Rogaska on the Rise
The Trump Home collection offers exquisite handcrafted designs suitable for men or corporate gift-giving.
By Allison Zisko
Rogaska crystal is already in many American households, yet it is not a household name. The director of the 345-year-old crystal company wants to change that, and is embarking on an ambitious branding campaign in the U.S. market.
"We are one of the key players in the business already," said Bostjan Leskovar, director of the Slovenian company, which for years has manufactured for many of the big-brand crystal companies (he estimates that about one in five crystal products available at retail are made by Rogaska). "But to the consumer we are not as well known. [We want] Rogaska to be a household name in crystal."

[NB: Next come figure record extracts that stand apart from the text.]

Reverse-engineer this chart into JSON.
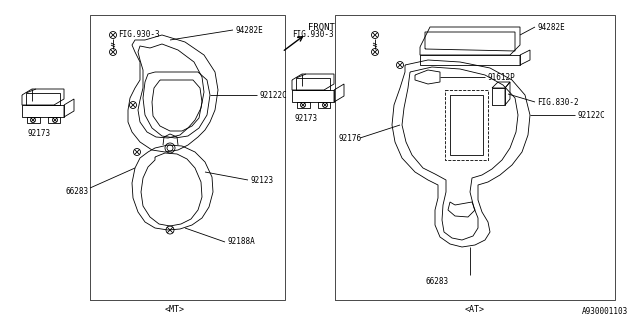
{
  "figure_number": "A930001103",
  "background_color": "#ffffff",
  "line_color": "#000000",
  "mt_label": "<MT>",
  "at_label": "<AT>",
  "front_label": "FRONT",
  "parts": {
    "mt": {
      "fig930": "FIG.930-3",
      "p94282e": "94282E",
      "p92173": "92173",
      "p92122c": "92122C",
      "p92123": "92123",
      "p66283": "66283",
      "p92188a": "92188A"
    },
    "at": {
      "fig930": "FIG.930-3",
      "p94282e": "94282E",
      "p91612p": "91612P",
      "p92173": "92173",
      "p92122c": "92122C",
      "p92176": "92176",
      "p66283": "66283",
      "pfig830": "FIG.830-2"
    }
  }
}
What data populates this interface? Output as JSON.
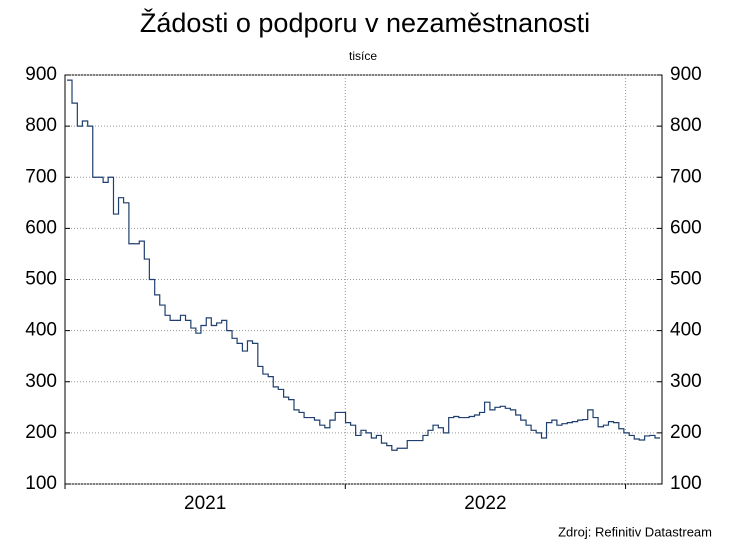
{
  "chart_data": {
    "type": "line",
    "step": true,
    "title": "Žádosti o podporu v nezaměstnanosti",
    "subtitle": "tisíce",
    "source": "Zdroj: Refinitiv Datastream",
    "x": [
      2021.007,
      2021.025,
      2021.044,
      2021.062,
      2021.081,
      2021.099,
      2021.117,
      2021.136,
      2021.154,
      2021.173,
      2021.191,
      2021.209,
      2021.228,
      2021.246,
      2021.265,
      2021.283,
      2021.301,
      2021.32,
      2021.338,
      2021.357,
      2021.375,
      2021.393,
      2021.412,
      2021.43,
      2021.449,
      2021.467,
      2021.485,
      2021.504,
      2021.522,
      2021.541,
      2021.559,
      2021.577,
      2021.596,
      2021.614,
      2021.633,
      2021.651,
      2021.669,
      2021.688,
      2021.706,
      2021.725,
      2021.743,
      2021.761,
      2021.78,
      2021.798,
      2021.817,
      2021.835,
      2021.853,
      2021.872,
      2021.89,
      2021.909,
      2021.927,
      2021.945,
      2021.964,
      2021.982,
      2022.001,
      2022.019,
      2022.037,
      2022.056,
      2022.074,
      2022.093,
      2022.111,
      2022.129,
      2022.148,
      2022.166,
      2022.185,
      2022.203,
      2022.221,
      2022.24,
      2022.258,
      2022.277,
      2022.295,
      2022.313,
      2022.332,
      2022.35,
      2022.369,
      2022.387,
      2022.405,
      2022.424,
      2022.442,
      2022.461,
      2022.479,
      2022.497,
      2022.516,
      2022.534,
      2022.553,
      2022.571,
      2022.589,
      2022.608,
      2022.626,
      2022.645,
      2022.663,
      2022.681,
      2022.7,
      2022.718,
      2022.737,
      2022.755,
      2022.773,
      2022.792,
      2022.81,
      2022.829,
      2022.847,
      2022.865,
      2022.884,
      2022.902,
      2022.921,
      2022.939,
      2022.957,
      2022.976,
      2022.994,
      2023.013,
      2023.031,
      2023.049,
      2023.068,
      2023.086,
      2023.105
    ],
    "series": [
      {
        "color": "#1f3f6e",
        "values": [
          890,
          845,
          800,
          810,
          800,
          700,
          700,
          690,
          700,
          628,
          660,
          650,
          570,
          570,
          575,
          540,
          500,
          470,
          450,
          430,
          420,
          420,
          430,
          420,
          405,
          395,
          410,
          425,
          410,
          415,
          420,
          400,
          385,
          375,
          360,
          380,
          375,
          330,
          315,
          310,
          290,
          285,
          270,
          265,
          245,
          240,
          230,
          230,
          225,
          215,
          210,
          225,
          240,
          240,
          220,
          215,
          195,
          205,
          200,
          190,
          195,
          180,
          175,
          166,
          170,
          170,
          185,
          185,
          185,
          195,
          205,
          215,
          210,
          200,
          230,
          232,
          230,
          230,
          232,
          235,
          240,
          260,
          245,
          250,
          252,
          248,
          245,
          235,
          225,
          215,
          205,
          200,
          190,
          220,
          225,
          215,
          218,
          220,
          222,
          225,
          226,
          245,
          230,
          212,
          215,
          222,
          220,
          208,
          200,
          195,
          188,
          186,
          194,
          195,
          190
        ]
      }
    ],
    "xlim": [
      2021,
      2023.13
    ],
    "xticks": [
      {
        "value": 2021.5,
        "label": "2021"
      },
      {
        "value": 2022.5,
        "label": "2022"
      }
    ],
    "xgrid": [
      2021,
      2022,
      2023
    ],
    "ylim": [
      100,
      900
    ],
    "yticks": [
      100,
      200,
      300,
      400,
      500,
      600,
      700,
      800,
      900
    ],
    "y2lim": [
      100,
      900
    ],
    "y2ticks": [
      100,
      200,
      300,
      400,
      500,
      600,
      700,
      800,
      900
    ],
    "grid": true
  }
}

The company has outlined a two-tiered product strategy and established American headquarters in New York at Forty One Madison Avenue. It has warehouses in New Jersey and Jamaica, N.Y.
Rogaska's stemware, barware and giftware are classified as either premium or everyday. Rogaska Pegasus 1665 (referred to internally as "black label" because of its black packaging), consists of handmade, design-oriented product. This is the brand builder, and is positioned at the high-end of the retail market for retail customers such as Neiman Marcus, Bloomingdale's, Barney's, Michael C. Fina and other specialty stores. Retail prices reflect that positioning: a set of two stems retails for between $100 and $200.
The second tier, Rogaska Crystal (referred to as its blue label product because of its blue packaging), is geared toward the moderate-price market with more proven designs for everyday use. Targeted at department and specialty stores, the line's prices average around $100 for a set of two stemmed glasses.
Rogaska recently signed two licensing agreements that reflect this product strategy. Through an agreement with Trump Home, Rogaska can showcase its premium product. The line, unveiled at the New York Tabletop Show last month, has a masculine edge and includes many products suitable for corporate gift-giving.
A new Kathy Ireland product line is geared toward women, with an emphasis on hearth and home. It will be more moderately priced.
Several tabletop companies will continue to market and distribute Rogaska product. Reed & Barton offers the best-selling SoHo stemware and giftware pattern, now marketed under the Reed & Barton name.
DeVine Corporation is distributing an exclusive collection of premium products that bear the Rogaska name. They were designed to enhance the Limoges and sterling silver tabletop brands that DeVine offers.
Although business has slowed in the high-end market and consumer interest in formal products like crystal has waned, Leskovar is convinced there will always be a customer for beautifully designed, high-quality product. "We think now is the best time to position our brand," he said.